Zhang Zeyang, yang berada di aula bawah, terkejut. Seorang pelayan di belakangnya dengan cepat maju untuk memeriksa hidung kelima pria itu. Ketika ia mendongak, ia berkata dengan suara gemetar, “Tuan Muda… Kedua, mereka sepertinya… mati!”
Xiao Ling’er dan Ye Lan merasa sangat bingung. Ini adalah masalah hidup dan mati. Bagaimana bisa diselesaikan dalam sekejap?
“Kenapa kau masih belum pergi? Apa yang kau lakukan, menatap kosong seperti itu?!”
Tepat pada saat ini, sebuah suara terdengar di benak keduanya. Mereka merasa terkejut dan mulai melihat sekeliling.
“Berhentilah mencari. Kau tidak bisa menemukanku. Kembalilah!”
Suara itu kembali terdengar di kepala mereka. Xiao Ling’er dan Ye Lan saling bertukar pandang; mereka tahu bahwa seorang ahli telah membantu mereka.
Terlebih lagi, orang itu tidak ingin mengungkapkan dirinya. Jadi mereka segera pergi.
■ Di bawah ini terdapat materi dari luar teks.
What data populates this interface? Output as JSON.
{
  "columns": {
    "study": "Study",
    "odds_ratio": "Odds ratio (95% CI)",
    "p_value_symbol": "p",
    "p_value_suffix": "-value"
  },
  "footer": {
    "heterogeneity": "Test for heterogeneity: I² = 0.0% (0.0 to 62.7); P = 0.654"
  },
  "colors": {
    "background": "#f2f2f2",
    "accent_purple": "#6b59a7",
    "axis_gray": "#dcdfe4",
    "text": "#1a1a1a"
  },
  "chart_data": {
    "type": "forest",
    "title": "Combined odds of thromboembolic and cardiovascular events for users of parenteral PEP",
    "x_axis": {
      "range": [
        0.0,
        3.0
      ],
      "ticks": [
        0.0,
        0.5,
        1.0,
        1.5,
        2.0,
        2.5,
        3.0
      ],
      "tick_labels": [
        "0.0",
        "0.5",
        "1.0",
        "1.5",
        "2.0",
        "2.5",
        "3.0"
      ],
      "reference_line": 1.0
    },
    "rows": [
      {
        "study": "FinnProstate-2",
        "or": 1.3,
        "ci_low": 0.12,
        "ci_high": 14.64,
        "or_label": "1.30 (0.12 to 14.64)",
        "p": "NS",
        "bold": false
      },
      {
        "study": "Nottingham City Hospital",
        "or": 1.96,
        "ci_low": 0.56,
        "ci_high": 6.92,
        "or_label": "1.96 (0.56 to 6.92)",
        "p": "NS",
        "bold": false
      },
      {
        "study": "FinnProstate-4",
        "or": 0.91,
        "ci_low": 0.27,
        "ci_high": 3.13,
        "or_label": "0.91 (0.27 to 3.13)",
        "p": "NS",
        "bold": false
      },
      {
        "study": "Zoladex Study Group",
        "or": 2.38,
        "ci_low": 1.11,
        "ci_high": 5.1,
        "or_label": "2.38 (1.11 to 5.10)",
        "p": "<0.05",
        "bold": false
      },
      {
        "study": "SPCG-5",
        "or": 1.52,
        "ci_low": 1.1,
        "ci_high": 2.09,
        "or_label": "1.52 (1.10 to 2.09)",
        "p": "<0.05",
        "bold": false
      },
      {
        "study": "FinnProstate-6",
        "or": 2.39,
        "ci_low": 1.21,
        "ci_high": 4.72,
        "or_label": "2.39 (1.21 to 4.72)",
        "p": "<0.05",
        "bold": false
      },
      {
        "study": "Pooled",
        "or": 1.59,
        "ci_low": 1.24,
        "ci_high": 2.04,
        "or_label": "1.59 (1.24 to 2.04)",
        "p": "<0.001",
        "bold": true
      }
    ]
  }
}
“Berpikir untuk pergi? Tidak mungkin. Sebelum masalah ini diselidiki sepenuhnya, tidak ada yang boleh pergi…ah!”
Zhang Zeyang dipenuhi amarah saat ia melompat, mencoba melompat ke atas. Namun, begitu ia melayang di udara, terasa seperti sebuah tangan besar dengan kekuatan yang tak tertahankan menekannya.
Zhang Zeyang langsung jatuh dengan posisi yang sangat lucu; sungguh menggelikan.
Wajah Zhang Zeyang menempel di lantai saat ia jatuh dengan menyedihkan.
“Ha ha ha! Tuan Muda Zhang, gerakan ini adalah sesuatu yang tidak bisa dilakukan orang biasa. Anda pasti sudah berlatih sangat lama di rumah.”
Xiao Ling`er tertawa terbahak-bahak sambil bergegas keluar pintu bersama Ye Lan.
“Bajingan! Berhenti lari!”
Zhang Zeyang menghantam lantai dengan telapak tangannya, mendorong tubuhnya ke atas. Tak lama kemudian, ia kembali berdiri.
Xiao Chen tersenyum tipis dan meletakkan botol anggur di tangan kanannya. Kemudian ia dengan lembut melayangkan pukulan telapak tangan kirinya. Sebuah kekuatan besar melesat di udara tanpa menunjukkan tanda-tanda keberadaannya.
“Pa!”
Terdengar lagi bunyi gedebuk tumpul saat wajah Zhang Zeyang kembali terbentur lantai. Kali ini, ia bahkan lebih menderita. Setengah wajahnya memerah dan darah menetes dari hidung dan mulutnya.
“Sial! Sial! Sial! Sial! Aku tidak percaya aku tidak bisa berdiri!” Zhang Zeyang terus mengumpat. Ia mengalirkan Esensinya dan menghantamkan telapak tangan kanannya ke lantai sekali lagi.
Saat Zhang Zeyang mengerahkan kekuatan besar, angin kencang bertiup dan debu beterbangan. Ia melayang ke udara dengan sangat cepat.
Kemudian…kemudian, Zhang Zeyang langsung jatuh tersungkur di lantai lagi.
“Pa! Pa! Pa! Pa!”
Zhang Zeyang mencoba lebih dari sepuluh kali. Wajahnya kini berlumuran darah. Namun, sekeras apa pun dia berusaha, dia tidak bisa berdiri. Dia sudah menghancurkan lantai aula hingga retak.